Der Minister lobte ausdrücklich das Engagement aller Akteure, die den Solarpark Inden mit seiner 3,8 MWp Leistung ermöglicht haben. „Allein mit dieser Anlage lassen sich 1000 Haushalte klimaverträglich mit Strom versorgen“, so der Minister. Insgesamt würden auf diese Weise 2400 Tonnen CO2-Emissionen pro Jahr verhindert. Neben dem Klimaschutz erfülle der Solarpark aber noch eine weitere wichtige Funktion: „Investitionen in erneuerbare Energien schaffen Wertschöpfung in der Region“, so der Minister.

Der Besuch in Inden war die elfte Etappe der Klimaschutztour von Johannes Remmel. Mit der Tour möchte der Minister das Augenmerk der Öffentlichkeit auf wichtige Zukunftstechnologien, Wachstumsmärkte und innovative Firmen im Bereich der Wirtschaft lenken, zudem aber auch wichtige Projekte des Klimaschutzes und der Anpassung an den Klimawandel präsentieren.

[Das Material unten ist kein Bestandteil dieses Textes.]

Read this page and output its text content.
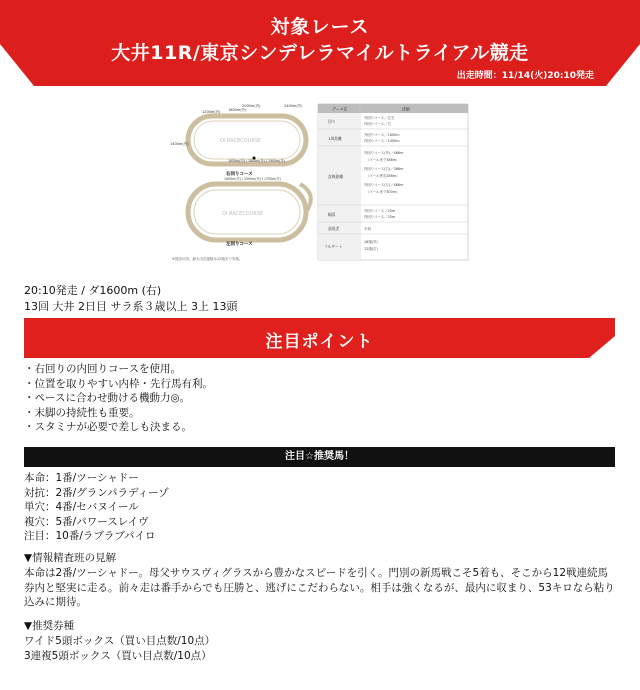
対象レース
大井11R/東京シンデレラマイルトライアル競走
出走時間：11/14(火)20:10発走
OI RACECOURSE
1200m(内) 1600m(外)
2000m(内)	2400m(外)
1400m(外)
1650m(内) / 1800m(外) / 1900m(外)
右回りコース
OI RACECOURSE
1000m(外) / 1500m(外) / 1700m(外)
左回りコース
※国語の図、最大出走頭数は12頭まで実施。
データ名	詳細
回り
1周距離
直線距離
幅員
高低差
フルゲート
外回りコース／左右
内回りコース／右
外回りコース／1600m
内回りコース／1400m
外回りコース(外)／486m
（ゴールまで386m）
内回りコース(右)／386m
（ゴール併走286m）
外回りコース(左)／486m
（ゴールまで300m）
外回りコース／25m
内回りコース／25m
平坦
16頭(外)
12頭(右)
20:10発走 / ダ1600m (右)
13回 大井 2日目 サラ系３歳以上 3上 13頭
注目ポイント
・右回りの内回りコースを使用。
・位置を取りやすい内枠・先行馬有利。
・ペースに合わせ動ける機動力◎。
・末脚の持続性も重要。
・スタミナが必要で差しも決まる。
注目☆推奨馬！
本命：1番/ツーシャドー
対抗：2番/グランパラディーゾ
単穴：4番/セバヌイール
複穴：5番/パワースレイヴ
注目：10番/ラブラブパイロ
▼情報精査班の見解
本命は2番/ツーシャドー。母父サウスヴィグラスから豊かなスピードを引く。門別の新馬戦こそ5着も、そこから12戦連続馬券内と堅実に走る。前々走は番手からでも圧勝と、逃げにこだわらない。相手は強くなるが、最内に収まり、53キロなら粘り込みに期待。
▼推奨券種
ワイド5頭ボックス（買い目点数/10点）
3連複5頭ボックス（買い目点数/10点）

Bei einer anschließenden Begehung des Solarparks Inden konnte F&S-Geschäftsführer Georg Schmiedel dem Minister die 16.236 Solarmodule auf gut 100.000 Quadratmetern Freifläche aus der Nähe vorstellen. So erfuhr der Minister auch, dass schon beim Bau des Sonnenkraftwerks ökologisch korrekt gehandelt wurde: So verbaute man nicht nur recycelbare und schwermetallfreie Module, sondern nahm auch auf brütende Schwarzkehlchen Rücksicht, die ihr Brutgeschäft zunächst noch erledigen durften, bevor der Solarpark fertiggestellt werden konnte.